The FCA said that firms should not reject any complaints relating to repeated commission payments on regular premium PPI policies until it had come to a final decision on its proposed new guidance. They should explain the delay to consumers making this type of complaint. Firms may, however, uphold and make redress offers on complaints that would fall under the new guidance, the FCA said.

"The consultation provides guidance on how to ensure fair and consistent outcomes for regular premium PPI complaints," said Jonathan Davidson, FCA executive director of supervision. "It supports our aim of bringing the PPI issue to an orderly conclusion in a way that secures appropriate protection for consumers and enhances the integrity of the UK financial system."

"It is good that the FCA is thinking about clarifying the dispute resolution rules (DISP) for Plevin related complaints," said regulatory financial services contentious expert Jonathan Cavill of Pinsent Masons, the law firm behind "Firms have been left in the dark with this knotty area of the Handbook and in particular the application of the DISP rules in circumstances around repeated commission payments."

"With the long stop date fast approaching, the FCA is working hard to ensure that customers with legitimate complaints have chances to be compensated. Firms will need to ensure that their systems and controls are sufficient to handle ongoing rule changes and any increased complaints and compensation which may flow from the proposed changes," he said. 

PPI was intended to cover repayments due on loans or credit cards for people who could not afford them due to an accident, unemployment, sickness or death.

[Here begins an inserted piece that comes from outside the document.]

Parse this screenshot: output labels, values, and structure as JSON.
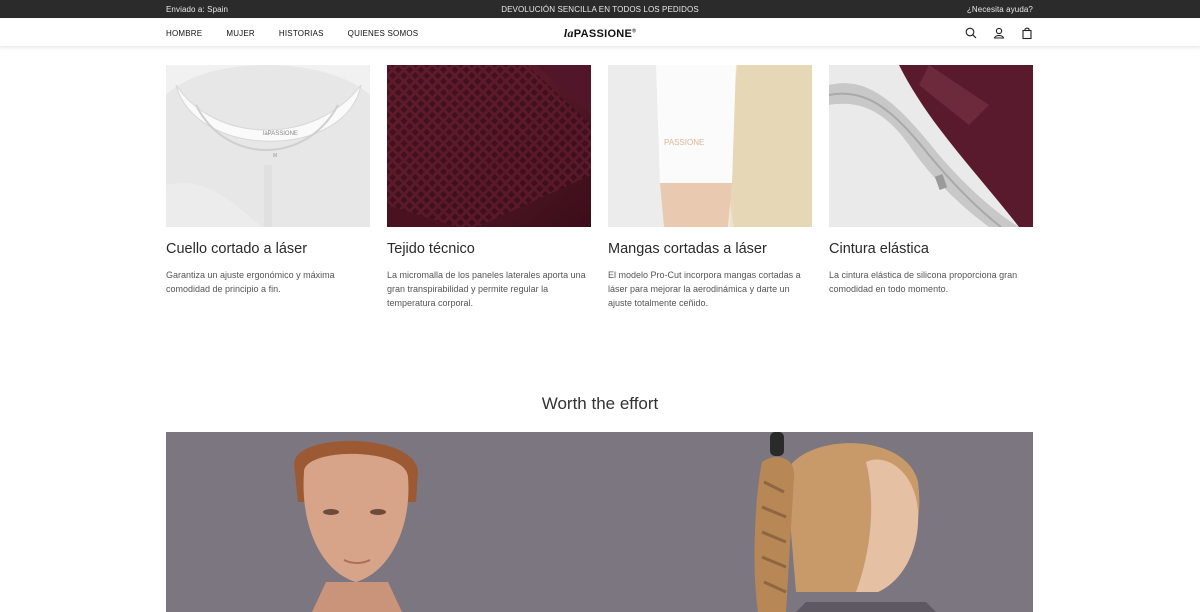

However, these products were widely mis-sold to customers who in some cases were not told that a policy was optional, or that the policy they were sold did not cover their circumstances. Over £27.4 billion has been paid out to consumers since the FCA first introduced rules for complaining about PPI in 2011.

FCA guidance of March 2017 allows consumers to complain about undisclosed commission on PPI policies that were not necessarily mis-sold. The rule change follows the Supreme Court's decision of November 2014 that lender Paragon Personal Finance's failure to disclose a large commission payment on a single premium PPI policy at the point of sale made the relationship between Paragon and its customer, Susan Plevin, unfair as defined by the CCA. The FCA rules state that a provider which earned commission of 50% or more on a PPI policy sale and did not disclose this to the customer must repay any commission over this level.

Last week, a county court in Manchester ruled that a couple who had purchased a PPI policy from Paragon Personal Finance were entitled to repayment of the full 76% commission they had paid on the policy, plus accrued interest, and not merely the amount exceeding the FCA's 50% commission 'tipping point'. Paragon has indicated that it could appeal the decision, which is not binding on any other courts, on the grounds that it is "at odds with other cases heard recently", according to press reports (registration required).